Section 102.005 of the Texas Family Code details the standing requirements for a person filing a petition for adoption. TEX. FAM. CODE ANN. § 102.005 (West 2014). Although section 102.005 provides that an original suit requesting adoption may be filed by an “adult whom the court determines to have had substantial past contact with the child sufficient to warrant standing to do so,” the next proceeding section, 102.006, goes on to limit standing in cases where the parent-child relationship has been terminated by order of the court. In re J.C., 399 S.W.3d 235, 239–40 (Tex. App.—San Antonio 2012, no pet.); In re M.G., No. 13–09–00305–CV, 2010 WL 2776566, at *2 (Tex. App.—Corpus Christi 2010, no pet.). Generally, relatives of terminated parents do not have standing to file an original suit concerning the child. TEX. FAM. CODE ANN. § 102.006(a)(3) (West 2014). However, section 102.006(c) provides the following exception to this bar where:

the adult sibling, grandparent, aunt, or uncle files an original suit or a suit for modification requesting managing conservatorship of the child not later than the 90th day after the date the parent-child relationship between the child and the parent is terminated in a suit filed by the Department of Family and Protective Services requesting the termination of the parent-child relationship.

In re J.C., 399 S.W.3d at 239–40 (citing TEX. FAM. CODE ANN. 102.006(c)).

Analysis

Here, the parental rights of the child's parents were terminated.

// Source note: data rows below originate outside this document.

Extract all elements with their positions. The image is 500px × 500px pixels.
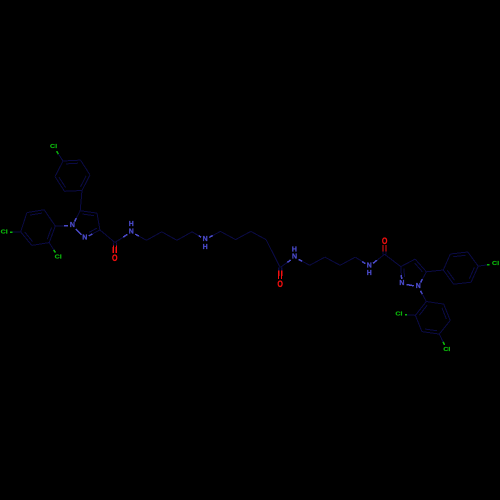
bond C4-C5 [80,211,97,213]
bond c13-Nm2 [355,257,362,262]
bond Cb-Nm [280,262,287,267]
bond Cd-C3r [385,254,401,266]
bond T4-Cl_t [58,154,63,161]
bond c6-c7 [236,231,251,239]
bond Nc-c5 [209,236,213,238]
bond N1r-N2r [406,285,413,286]
bond C5r-N1r [422,272,426,279]
bond E3-E4 [422,332,439,335]
svg-text:O: O [382,235,388,246]
svg-text:N: N [416,283,421,290]
bond D3-D4 [21,232,32,246]
svg-text:Cl: Cl [1,229,8,235]
bond Cb-O2 [278,268,280,271]
svg-text:N: N [129,228,134,235]
bond F4-F5 [468,252,478,266]
bond D4-D5 [21,213,27,232]
bond F2-F3 [454,282,472,284]
bond Nam-c1 [135,234,139,236]
bond T1-C5 [80,191,82,211]
bond E4-Cl_e4 [439,334,443,342]
bond D5-D6 [27,210,44,213]
svg-text:Cl: Cl [55,254,62,260]
svg-text:H: H [292,246,297,253]
svg-text:O: O [112,252,118,263]
bond F1-F2 [443,270,453,284]
bond E4-E5 [439,320,450,334]
bond D1-D2 [49,226,55,243]
bond C3-C4 [97,213,100,230]
bond N1-D1 [64,225,68,227]
svg-text:H: H [367,270,372,277]
bond E6-E1 [426,302,443,305]
svg-text:N: N [399,280,404,287]
bond T6-T1 [65,190,83,193]
bond c2-c3 [162,232,177,241]
bond T4-T5 [55,161,63,177]
bond E1-E2 [415,302,426,316]
bond D2-D3 [32,243,49,246]
bond c10-c11 [310,257,325,265]
bond c3-c4 [177,232,192,241]
bond Ca-O1 [112,243,114,246]
svg-text:Cl: Cl [395,311,402,317]
bond D4-Cl_d4 [12,231,20,233]
bond E2-E3 [415,315,422,331]
bond F6-F1 [443,254,450,270]
bond c4-Nc [192,232,199,236]
svg-text:Cl: Cl [443,346,450,352]
svg-text:Cl: Cl [50,144,57,150]
svg-text:N: N [203,236,208,243]
bond N1r-E1 [421,291,423,294]
svg-text:N: N [82,235,87,242]
svg-text:Cl: Cl [492,260,499,266]
bond c11-c12 [325,257,340,265]
bond T3-T4 [63,159,81,162]
bond Nm-c10 [299,259,303,261]
bond c1-c2 [147,232,162,241]
svg-text:H: H [203,244,208,251]
bond E5-E6 [444,304,451,320]
bond c7-c8 [251,231,266,239]
bond Ca-Nam [115,237,123,242]
bond C5-N1 [76,211,80,219]
bond Cd-O3 [385,251,387,254]
bond Nm2-Cd [373,260,377,263]
bond F4-Cl_f [478,265,487,266]
bond F3-F4 [471,266,478,282]
bond c12-c13 [340,257,355,265]
bond c5-c6 [220,231,235,239]
bond E2-Cl_e2 [407,314,415,317]
svg-text:N: N [70,222,75,229]
svg-text:H: H [129,221,134,228]
svg-text:O: O [277,278,283,289]
bond T2-T3 [81,160,91,175]
bond F5-F6 [450,252,468,254]
bond C5r-F1 [426,270,443,272]
bond T5-T6 [55,177,65,192]
bond c9-Cb [273,254,280,268]
bond C4r-C5r [415,259,426,272]
bond T1-T2 [82,175,90,191]
svg-text:N: N [292,254,297,261]
bond C3-Ca [100,230,115,243]
bond N2-C3 [89,234,93,236]
bond C3r-C4r [401,259,415,267]
bond D6-D1 [44,210,55,226]
bond c8-c9 [266,240,273,254]
bond N1-N2 [76,229,82,235]
svg-text:N: N [367,263,372,270]
bond N2r-C3r [400,275,402,279]
bond D2-Cl_d2 [49,243,54,250]
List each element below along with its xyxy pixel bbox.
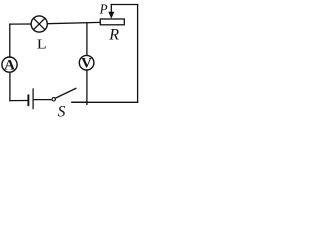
wire top-left horizontal xyxy=(10,23,31,25)
wire voltmeter stem top xyxy=(86,23,88,56)
wire left rail lower xyxy=(9,72,11,100)
rheostat R body xyxy=(100,19,124,25)
rheostat slider arrowhead xyxy=(108,12,114,19)
battery BT1 positive plate xyxy=(32,89,34,109)
ammeter U1 circle xyxy=(2,57,17,72)
wire bottom right horizontal xyxy=(72,101,138,103)
node junction V bottom xyxy=(86,102,88,104)
lamp L1 cross xyxy=(34,18,45,29)
wire switch to bottom rail xyxy=(72,101,87,103)
svg-text:P: P xyxy=(99,1,108,17)
wire right rail vertical xyxy=(137,5,139,103)
label P slider xyxy=(99,1,108,17)
wire left rail upper xyxy=(9,24,11,57)
svg-text:R: R xyxy=(108,26,119,43)
wire lamp to rheostat xyxy=(47,22,100,23)
svg-text:V: V xyxy=(81,56,92,72)
wire slider to right rail xyxy=(111,4,137,6)
wire voltmeter stem bottom xyxy=(86,70,88,102)
svg-text:L: L xyxy=(37,38,47,53)
rheostat slider arrow stem xyxy=(110,5,112,12)
svg-text:S: S xyxy=(58,104,66,121)
label L lamp xyxy=(37,38,47,53)
switch S lever xyxy=(55,88,75,98)
voltmeter U2 circle xyxy=(79,55,94,70)
lamp L1 circle xyxy=(31,16,47,32)
battery BT1 negative plate xyxy=(27,95,29,105)
switch S pivot xyxy=(52,98,55,101)
svg-text:A: A xyxy=(4,58,15,74)
wire bottom left horizontal xyxy=(10,100,28,102)
wire battery to switch xyxy=(34,99,52,101)
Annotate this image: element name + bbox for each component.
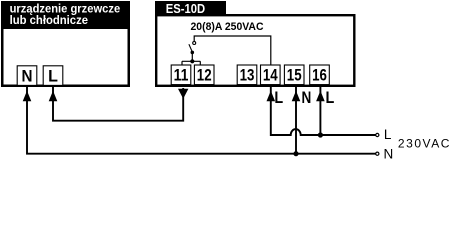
svg-text:20(8)A 250VAC: 20(8)A 250VAC (191, 21, 264, 33)
wire: terminal 14 down to L line with hop over N (271, 86, 376, 135)
junction on 11-12 bar (190, 59, 194, 63)
wire: pivot riser (191, 52, 193, 61)
svg-text:16: 16 (312, 66, 327, 85)
terminal 13 (237, 65, 257, 85)
svg-text:14: 14 (263, 66, 278, 85)
relay fixed contact (193, 42, 196, 45)
mains N terminal circle (376, 152, 379, 155)
wire: contact to terminal 14 (194, 36, 271, 65)
svg-text:lub chłodnicze: lub chłodnicze (10, 13, 89, 27)
svg-text:N: N (384, 146, 394, 160)
arrow into terminal 15 (292, 91, 301, 102)
arrow into N (device) (23, 91, 32, 102)
arrow out of terminal 11 (178, 89, 188, 99)
svg-text:11: 11 (174, 66, 189, 85)
device box header bar (1, 1, 128, 29)
svg-text:12: 12 (197, 66, 212, 85)
svg-text:230VAC: 230VAC (398, 137, 450, 151)
svg-text:L: L (384, 127, 392, 142)
device box (urządzenie grzewcze lub chłodnicze) (2, 2, 129, 86)
terminal N (device) (17, 66, 37, 86)
arrow into terminal 14 (267, 91, 276, 102)
svg-text:N: N (302, 88, 312, 107)
terminal 16 (310, 65, 330, 85)
relay pivot dot (191, 51, 195, 55)
wire: terminal 16 down to L line (319, 86, 321, 135)
wire: 11-12 common bar (182, 61, 200, 65)
terminal 12 (194, 65, 214, 85)
svg-text:ES-10D: ES-10D (166, 2, 205, 16)
wire: L device to terminal 11 (53, 86, 183, 121)
wire: N device to mains N line (27, 86, 376, 154)
terminal 11 (171, 65, 191, 85)
svg-text:15: 15 (287, 66, 302, 85)
ES-10D header tab (155, 1, 226, 15)
arrow into L (device) (49, 91, 58, 102)
svg-text:L: L (48, 67, 58, 86)
terminal 14 (261, 65, 281, 85)
wire: terminal 15 down to N line (295, 86, 297, 154)
ES-10D box (156, 15, 354, 86)
svg-text:13: 13 (240, 66, 255, 85)
arrow into terminal 16 (316, 91, 325, 102)
svg-text:L: L (274, 88, 283, 107)
junction dot on N line (293, 151, 298, 156)
junction dot on L line (318, 132, 323, 137)
relay switch blade (189, 44, 193, 52)
mains L terminal circle (376, 133, 379, 136)
svg-text:L: L (326, 88, 335, 107)
terminal 15 (284, 65, 304, 85)
terminal L (device) (43, 66, 63, 86)
svg-text:N: N (22, 67, 33, 86)
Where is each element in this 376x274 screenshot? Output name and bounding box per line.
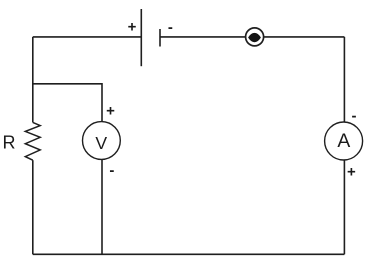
lamp L1 outer circle <box>246 28 264 46</box>
battery B1 negative plate <box>159 29 161 47</box>
svg-text:+: + <box>347 164 356 181</box>
svg-text:+: + <box>128 19 137 36</box>
svg-text:-: - <box>352 107 357 124</box>
wire left side lower <box>32 37 34 123</box>
wire bottom segment <box>33 253 345 255</box>
wire right side upper <box>343 37 345 122</box>
wire top-left segment <box>33 36 142 38</box>
svg-text:-: - <box>109 162 114 179</box>
resistor R zigzag <box>25 122 40 160</box>
wire battery to lamp <box>160 36 245 38</box>
wire right side lower <box>343 160 345 254</box>
wire inner branch top <box>33 84 102 122</box>
wire voltmeter to bottom <box>101 159 103 254</box>
wire left side upper <box>32 160 34 254</box>
svg-text:+: + <box>106 103 115 120</box>
voltmeter U1 circle <box>83 122 121 160</box>
battery B1 positive plate <box>140 9 142 66</box>
svg-text:R: R <box>3 133 16 153</box>
lamp L1 filled dot <box>248 33 261 42</box>
ammeter U2 circle <box>325 122 363 160</box>
wire lamp to top-right corner <box>264 36 345 38</box>
svg-text:A: A <box>337 131 350 152</box>
svg-text:V: V <box>95 133 107 153</box>
svg-text:-: - <box>168 19 173 36</box>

Relator Lesli Hoover is the child's maternal aunt. As such, section 102.006 prohibited relator from seeking to adopt the child unless she fit within its exception. Relator points to her intervention in the foster parents' earlier, original adoption suit shortly before its consolidation into the termination proceeding,1 noting that this pleading was filed within 90 days of the date the court terminated the parental rights of the child's parents. Citing no authority, she argues that the filing of her kinship adoption proceeding relates back in time to the filing of her attempted intervention in what became the termination proceeding – notwithstanding the order striking her intervention or the end of that case – so as to permit her to take advantage of the section 102.006(c) exception in this new proceeding.

We disagree. Relators filed the kinship adoption suit more than 11 months after the order terminating parental rights. Nothing in the plain language of section 102.006(c) would suggest that the exception it makes would reach to a failed petition in intervention in another case. See In re M.G., 2010 WL 2776566, at *2–3 (affirming dismissal of adoption suit filed more than 90 days after parental termination and holding that petition for adoption did not relate back to previously-filed and dismissed SAPCR petition). Moreover, Relators' original petition in intervention and first amended petition in intervention requested possession of and access to the child and asked to be appointed sole managing conservators or possessory conservators of the child. The petition for kinship adoption was the first filing in which relator sought to adopt her niece and it was filed nearly almost a year after the court terminated parental rights and was, therefore, well outside of the 90-day window under section 102.006(c). Relators' petition for adoption was filed too late and, as such, section 102.006(c) did not apply. The trial court did not abuse its discretion in dismissing relators' suit.

Accordingly, we deny relators' petition for writ of mandamus.

FOOTNOTES

1.   Though not relevant to our analysis here, the foster parents also intervened in relators' kinship adoption proceeding to join in TDFPS's standing challenge and to reassert their own request for adoption.